Ей был знаком этот тон. Он мог извиниться, но предполагалось, что на этом все закончится, она примет извинения и забудет. Не на этот раз. Больше нет.
- Я... мы... ошиблись, Исмэйя. Прошлого уже не изменить. Возможно ты не поверишь, как ужасно я себя чувствовал, поняв, что ошибался, но у меня были на то причины. Я посоветовался...
- Не надо, - резко оборвала его Исмэй. - Не оправдывайся. Я не дура и понимаю, какова была реальность. Он... - она не могла осквернить свой рот, произнеся его имя. - Он был офицером, сыном друга, шла гражданская война, ты не мог допустить внутренней вражды.
Она вспомнила, что отец того молодого офицера тоже командовал подразделением. Междоусобица означала бы не просто раскол, а полное поражение. Военная выучка Исмэй говорила, что детская боль, даже ее собственная, не стоила целой кампании. Но ребенок, каким она была, ребенок, чья боль до сих пор влияла на ее поступки, ребенок, которому отказали в праве говорить, не мог этого принять. Она была не единственной жертвой. Никаких побед не хватит... победы не для них, они им не помогут. Но поражение означало бы больше смертей. Исмэй зажмурилась, пытаясь загнать вырвавшиеся чувства назад во тьму.
- Тебе не нужно омоложение, чтобы стать благоразумным, - ударила она отца единственным оружием, какое у нее было.
Мгновение тишины, когда было слышно только его тяжелое дыхание, как у нее в тот страшный день.
- Тебе нужна помощь, Исмэйя, - наконец произнес он почти нормальным голосом, теплым и спокойным, голосом генерала, у которого за целую жизнь вошло в привычку командовать. Ей хотелось окунуться в отеческую любовь, найти у него защиту, но она не осмелилась и ответила:
- Возможно. Но не здесь. Не сейчас.
Не помощь отца, который предал ее.
- Ты не вернешься.
Он никогда не был глупцом, лишь эгоистом. Ее поведение было нечестным, но и он был нечестен. Сейчас он смотрел ей прямо в глаза, как наверное смотрел бы на командующего, к которому испытывал уважение.
- Ты больше не вернешься?
Исмэй не могла представить, что вернется сюда, но еще не была готова сделать такое заявление.

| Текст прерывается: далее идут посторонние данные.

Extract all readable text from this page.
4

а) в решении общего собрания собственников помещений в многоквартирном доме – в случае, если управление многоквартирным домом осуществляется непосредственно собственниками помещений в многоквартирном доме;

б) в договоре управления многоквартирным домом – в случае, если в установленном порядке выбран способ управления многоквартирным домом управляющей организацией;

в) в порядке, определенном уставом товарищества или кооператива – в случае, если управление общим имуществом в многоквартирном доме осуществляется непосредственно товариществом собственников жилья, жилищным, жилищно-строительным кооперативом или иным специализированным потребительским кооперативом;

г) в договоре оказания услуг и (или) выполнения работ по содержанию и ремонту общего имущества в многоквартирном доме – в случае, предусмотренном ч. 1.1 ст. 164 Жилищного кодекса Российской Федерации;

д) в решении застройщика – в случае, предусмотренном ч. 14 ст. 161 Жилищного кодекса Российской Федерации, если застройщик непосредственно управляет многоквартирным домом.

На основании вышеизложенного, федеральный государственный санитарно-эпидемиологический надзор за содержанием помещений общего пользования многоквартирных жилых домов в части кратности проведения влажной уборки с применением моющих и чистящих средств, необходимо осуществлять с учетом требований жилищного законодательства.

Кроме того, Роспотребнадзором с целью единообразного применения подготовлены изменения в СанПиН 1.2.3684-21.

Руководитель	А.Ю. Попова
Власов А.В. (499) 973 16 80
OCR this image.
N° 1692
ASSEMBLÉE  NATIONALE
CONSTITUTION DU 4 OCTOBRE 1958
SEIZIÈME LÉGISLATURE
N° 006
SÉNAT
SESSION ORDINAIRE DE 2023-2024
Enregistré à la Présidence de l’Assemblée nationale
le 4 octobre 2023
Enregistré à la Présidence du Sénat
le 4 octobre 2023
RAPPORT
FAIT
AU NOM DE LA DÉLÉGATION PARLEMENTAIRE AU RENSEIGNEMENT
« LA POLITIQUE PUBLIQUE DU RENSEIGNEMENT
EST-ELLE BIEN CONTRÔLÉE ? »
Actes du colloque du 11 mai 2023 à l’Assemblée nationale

- Не знаю. Возможно, но... Должно быть ты уже знаешь... я заключила с Люси договор на стадо.
Он кивнул:
- Хорошо. Мне не следовало этого делать, но... полагаю, надеялся, что ты приедешь навсегда, особенно после того, как с тобой обошлись.
А вы обошлись со мной лучше? Готово было сорваться с ее губ, но она промолчала. Но казалось, отец все равно услышал.
- Я понимаю, - сказал он.
Он не понимал, но Исмэй не собиралась спорить, не сейчас. Сейчас ей хотелось убежать далеко-далеко и побыть в одиночестве. Она подозревала, что ей все-таки придется провести какое-то время с психонянями Флота, но пока...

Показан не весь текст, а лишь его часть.